Optimizing Bipolar Constellations for High-Rate Transmission in Short-Reach Fiber Links with Direct Detection
Thomas Wiegart, Daniel Plabst, Norbert Hanik, Gerhard Kramer
TL;DR
This work targets high-rate short-reach fiber links with direct-detection by optimizing bipolar modulation through a modulator bias offset and pairing it with a neural-network equalizer that employs successive interference cancellation (SIC). The NN-based receiver leverages channel memory to approach joint digital detection performance while maintaining manageable complexity, and it demonstrates substantial gains over conventional direct-detection receivers.

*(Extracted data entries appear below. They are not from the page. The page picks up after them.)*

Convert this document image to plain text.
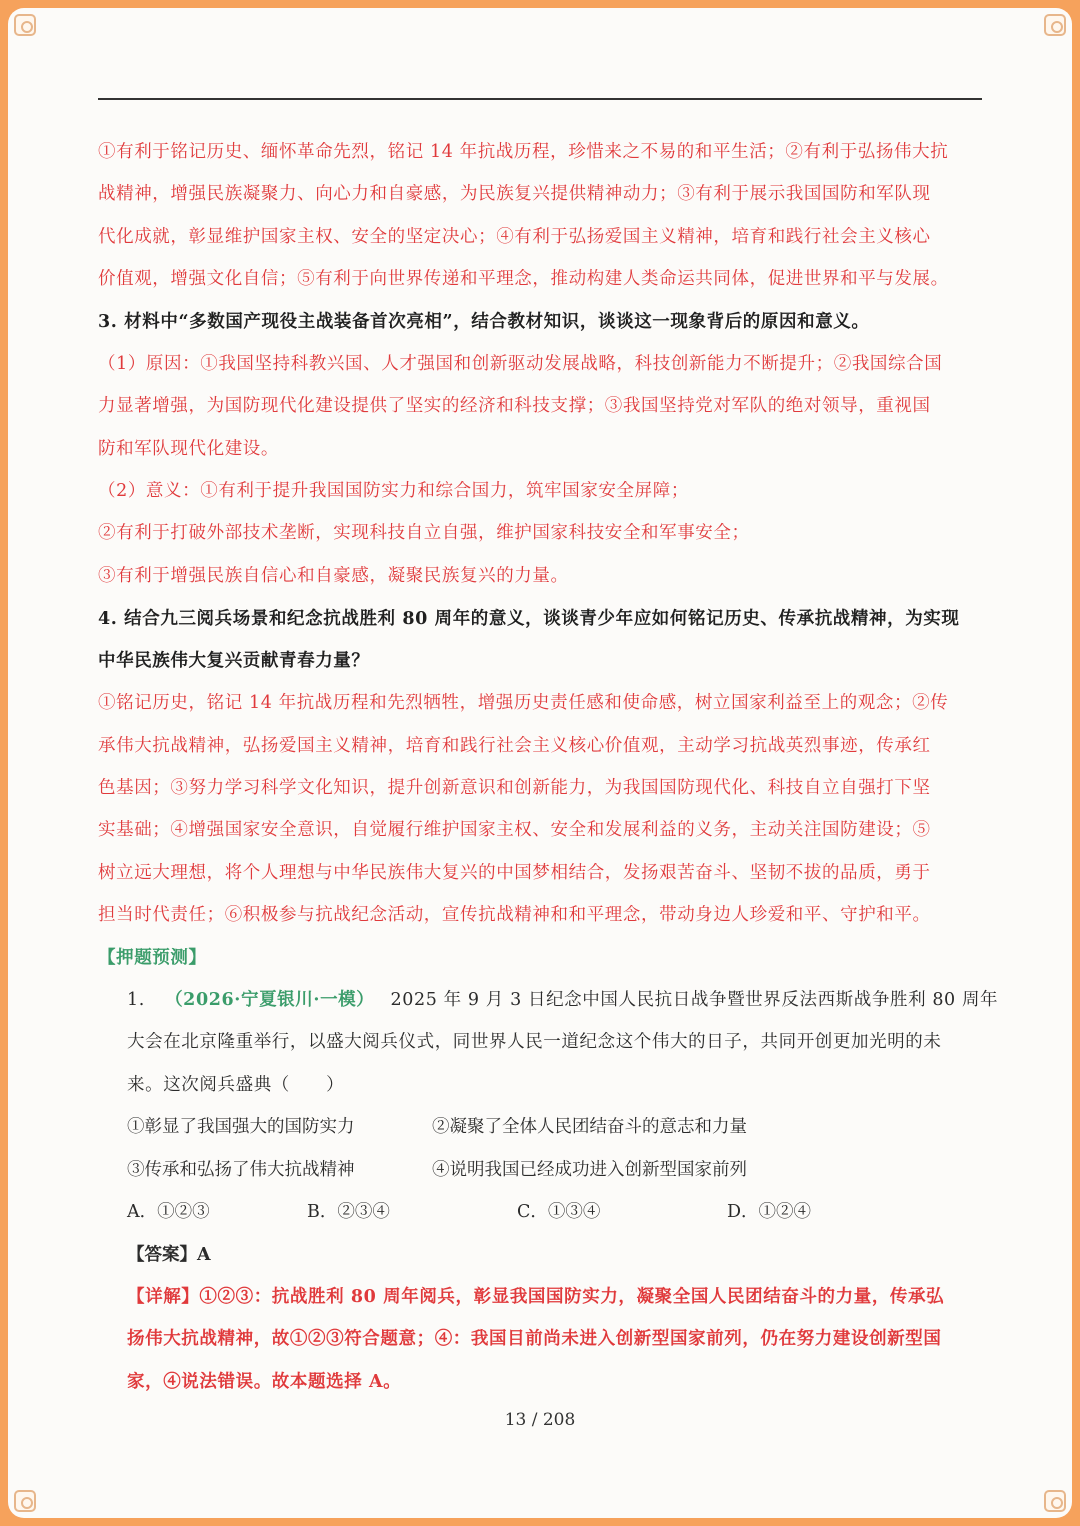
①有利于铭记历史、缅怀革命先烈，铭记 14 年抗战历程，珍惜来之不易的和平生活；②有利于弘扬伟大抗
战精神，增强民族凝聚力、向心力和自豪感，为民族复兴提供精神动力；③有利于展示我国国防和军队现
代化成就，彰显维护国家主权、安全的坚定决心；④有利于弘扬爱国主义精神，培育和践行社会主义核心
价值观，增强文化自信；⑤有利于向世界传递和平理念，推动构建人类命运共同体，促进世界和平与发展。
3. 材料中“多数国产现役主战装备首次亮相”，结合教材知识，谈谈这一现象背后的原因和意义。
（1）原因：①我国坚持科教兴国、人才强国和创新驱动发展战略，科技创新能力不断提升；②我国综合国
力显著增强，为国防现代化建设提供了坚实的经济和科技支撑；③我国坚持党对军队的绝对领导，重视国
防和军队现代化建设。
（2）意义：①有利于提升我国国防实力和综合国力，筑牢国家安全屏障；
②有利于打破外部技术垄断，实现科技自立自强，维护国家科技安全和军事安全；
③有利于增强民族自信心和自豪感，凝聚民族复兴的力量。
4. 结合九三阅兵场景和纪念抗战胜利 80 周年的意义，谈谈青少年应如何铭记历史、传承抗战精神，为实现
中华民族伟大复兴贡献青春力量？
①铭记历史，铭记 14 年抗战历程和先烈牺牲，增强历史责任感和使命感，树立国家利益至上的观念；②传
承伟大抗战精神，弘扬爱国主义精神，培育和践行社会主义核心价值观，主动学习抗战英烈事迹，传承红
色基因；③努力学习科学文化知识，提升创新意识和创新能力，为我国国防现代化、科技自立自强打下坚
实基础；④增强国家安全意识，自觉履行维护国家主权、安全和发展利益的义务，主动关注国防建设；⑤
树立远大理想，将个人理想与中华民族伟大复兴的中国梦相结合，发扬艰苦奋斗、坚韧不拔的品质，勇于
担当时代责任；⑥积极参与抗战纪念活动，宣传抗战精神和和平理念，带动身边人珍爱和平、守护和平。
【押题预测】
1. （2026·宁夏银川·一模） 2025 年 9 月 3 日纪念中国人民抗日战争暨世界反法西斯战争胜利 80 周年
大会在北京隆重举行，以盛大阅兵仪式，同世界人民一道纪念这个伟大的日子，共同开创更加光明的未
来。这次阅兵盛典（　　）
①彰显了我国强大的国防实力	②凝聚了全体人民团结奋斗的意志和力量
③传承和弘扬了伟大抗战精神	④说明我国已经成功进入创新型国家前列
A．①②③	B．②③④	C．①③④	D．①②④
【答案】A
【详解】①②③：抗战胜利 80 周年阅兵，彰显我国国防实力，凝聚全国人民团结奋斗的力量，传承弘
扬伟大抗战精神，故①②③符合题意；④：我国目前尚未进入创新型国家前列，仍在努力建设创新型国
家，④说法错误。故本题选择 A。
13 / 208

Key findings show net bit rates exceeding 400 Gbit/s on a 10 km O-Band link (ROP around -15 dBm) and SIC delivering enhancements of over 100 Gbit/s compared to standard SDD, with an optimal offset around c ≈ 0.6 for mid-to-high symbol rates. The results suggest a practical pathway to ultra-high-rate short-reach links using bipolar signaling and NN-SIC processing, with experimental validation identified as future work.
Abstract
Bipolar modulation increases the achievable information rate of communication links with direct-detection receivers. This paper optimizes bipolar transmission with a modulator bias offset for short-reach fiber links. A neural network equalizer with successive interference cancellation is shown to gain over 100 Gbit/s compared to standard receivers.